SECRETOS DE LA CANCIÓN FLUVIAL

Sergio Pujol

Jorge Fandermole llega y se va. Es posible que, si arribó a Buenos Aires un viernes, el lunes o martes ya esté guardando su guitarra en el estuche para partir con rumbo bien definido. Lo tienta el río arriba: prefiere subir que bajar. Por lo tanto, si uno quiere entrevistarlo cara a cara tiene que estar atento al ritmo de esas migraciones golondrinas. O, de lo contrario, subirse a la autopista que conduce a Rosario y, una vez allá, preguntar entre los vecinos de Granadero Baigorria o entre el alumnado de la Escuela Municipal de Música “J.B. Massa” por el autor de “Oración del remanso”, una de las grandes canciones argentinas de todos los tiempos.

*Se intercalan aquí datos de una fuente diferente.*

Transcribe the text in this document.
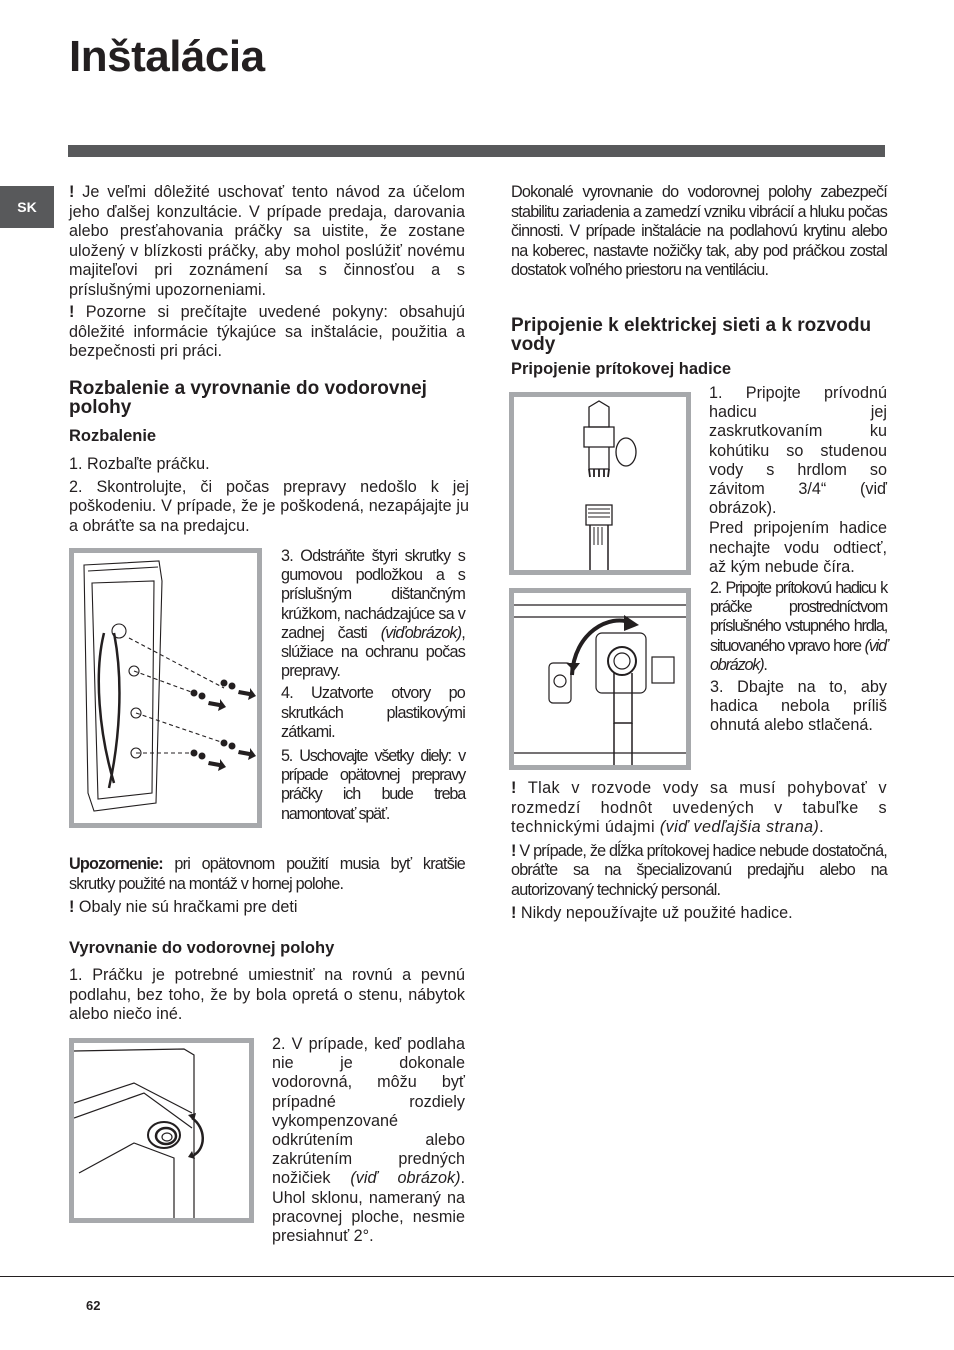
Inštalácia
SK

! Je veľmi dôležité uschovať tento návod za účelom jeho ďalšej konzultácie. V prípade predaja, darovania alebo presťahovania práčky sa uistite, že zostane uložený v blízkosti práčky, aby mohol poslúžiť novému majiteľovi pri zoznámení sa s činnosťou a s príslušnými upozorneniami.

! Pozorne si prečítajte uvedené pokyny: obsahujú dôležité informácie týkajúce sa inštalácie, použitia a bezpečnosti pri práci.

Rozbalenie a vyrovnanie do vodorovnej polohy
Rozbalenie

1. Rozbaľte práčku.

2. Skontrolujte, či počas prepravy nedošlo k jej poškodeniu. V prípade, že je poškodená, nezapájajte ju a obráťte sa na predajcu.

3. Odstráňte štyri skrutky s gumovou podložkou a s príslušným dištančným krúžkom, nachádzajúce sa v zadnej časti (viďobrázok), slúžiace na ochranu počas prepravy.

4. Uzatvorte otvory po skrutkách plastikovými zátkami.

5. Uschovajte všetky diely: v prípade opätovnej prepravy práčky ich bude treba namontovať späť.

Upozornenie: pri opätovnom použití musia byť kratšie skrutky použité na montáž v hornej polohe.

! Obaly nie sú hračkami pre deti

Vyrovnanie do vodorovnej polohy

1. Práčku je potrebné umiestniť na rovnú a pevnú podlahu, bez toho, že by bola opretá o stenu, nábytok alebo niečo iné.

2. V prípade, keď podlaha nie je dokonale vodorovná, môžu byť prípadné rozdiely vykompenzované odkrútením alebo zakrútením predných nožičiek (viď obrázok). Uhol sklonu, nameraný na pracovnej ploche, nesmie presiahnuť 2°.

Dokonalé vyrovnanie do vodorovnej polohy zabezpečí stabilitu zariadenia a zamedzí vzniku vibrácií a hluku počas činnosti. V prípade inštalácie na podlahovú krytinu alebo na koberec, nastavte nožičky tak, aby pod práčkou zostal dostatok voľného priestoru na ventiláciu.

Pripojenie k elektrickej sieti a k rozvodu vody
Pripojenie prítokovej hadice

1. Pripojte prívodnú hadicu jej zaskrutkovaním ku kohútiku so studenou vody s hrdlom so závitom 3/4“ (viď obrázok).

Pred pripojením hadice nechajte vodu odtiecť, až kým nebude číra.

2. Pripojte prítokovú hadicu k práčke prostredníctvom príslušného vstupného hrdla, situovaného vpravo hore (viď obrázok).

3. Dbajte na to, aby hadica nebola príliš ohnutá alebo stlačená.

! Tlak v rozvode vody sa musí pohybovať v rozmedzí hodnôt uvedených v tabuľke s technickými údajmi (viď vedľajšia strana).

! V prípade, že dĺžka prítokovej hadice nebude dostatočná, obráťte sa na špecializovanú predajňu alebo na autorizovaný technický personál.

! Nikdy nepoužívajte už použité hadice.

62
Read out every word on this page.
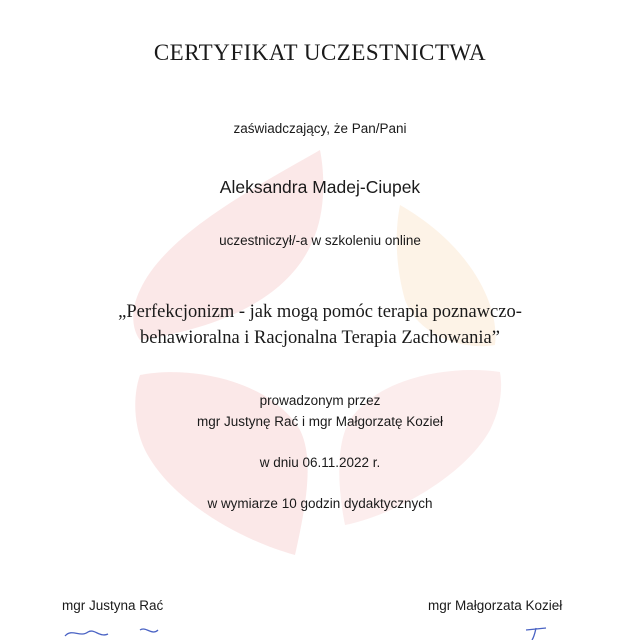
CERTYFIKAT UCZESTNICTWA
zaświadczający, że Pan/Pani
Aleksandra Madej-Ciupek
uczestniczył/-a w szkoleniu online
„Perfekcjonizm - jak mogą pomóc terapia poznawczo-
behawioralna i Racjonalna Terapia Zachowania”
prowadzonym przez
mgr Justynę Rać i mgr Małgorzatę Kozieł
w dniu 06.11.2022 r.
w wymiarze 10 godzin dydaktycznych
mgr Justyna Rać	mgr Małgorzata Kozieł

Obviamente, Fandermole sabe que Buenos Aires, con sus temblores y sus insomnios, sigue siendo dueña de los mecanismos centrales de la prensa y la difusión nacionales. ¿Acaso la Trova Rosarina, de la que él fue parte como compositor, no cobró forma sólo cuando en 1982 Juan Carlos Baglietto fue un boom porteño? Tal vez esa consabida centralidad – Fandermole habla de “un efecto centrífugo” – ya no sea tan exclusiva como antes, cuando todos nos sorprendíamos un poco de que el Negro Fontanarrosa siguiera viviendo en Rosario o de que el Cuchi Leguizamón no saliera mucho de su querida Salta. En fin, es cierto que hoy las mentes aletean en la virtualidad instantánea, pero los cuerpos siguen arraigados a ciertos lugares, y no es sencillo, ni del todo conveniente, sacarlos de ahí. El lugar de Fandermole está a la orilla del río Paraná, fuente de inspiración de sus canciones fluviales. De ahí brotan sus melodías bien contorneadas y sus ritmos de aires folclóricos. 

Su última visita a Buenos Aires, a donde volverá el 7 de junio para presentarse en el Teatro Coliseo, fue motivada por el lanzamiento del disco Fander (Shagrada Records), un doble que reúne, en 24 canciones, el material que Jorge estuvo tocando estos últimos años con algunas viejas canciones revisitadas. Podría pensarse que se trata de una demorada reentré, al cabo de un largo silencio discográfico. Su disco anterior, Pequeños mundos, que traía la impresionante “Junio”, dedicada a Kosteki y Santillán, salió en 2005. Pero no es exactamente así. “El largo paréntesis en las grabaciones no tiene nada que ver con mi autocrítica como compositor”, asegura Jorge. “En realidad, estuve con mucha actividad, ensayando, incorporando nuevos materiales que terminaron siendo el sustrato del disco. Quiero decir que su contenido no es para nada desconocido para mi público, lo vengo tocando en vivo desde hace bastante tiempo. No suelo presentar un disco con canciones completamente nuevas para luego darlas a conocer en el vivo; trabajo más bien al revés: cuando las canciones llegan a la grabación ya se foguearon a lo largo de muchas presentaciones.”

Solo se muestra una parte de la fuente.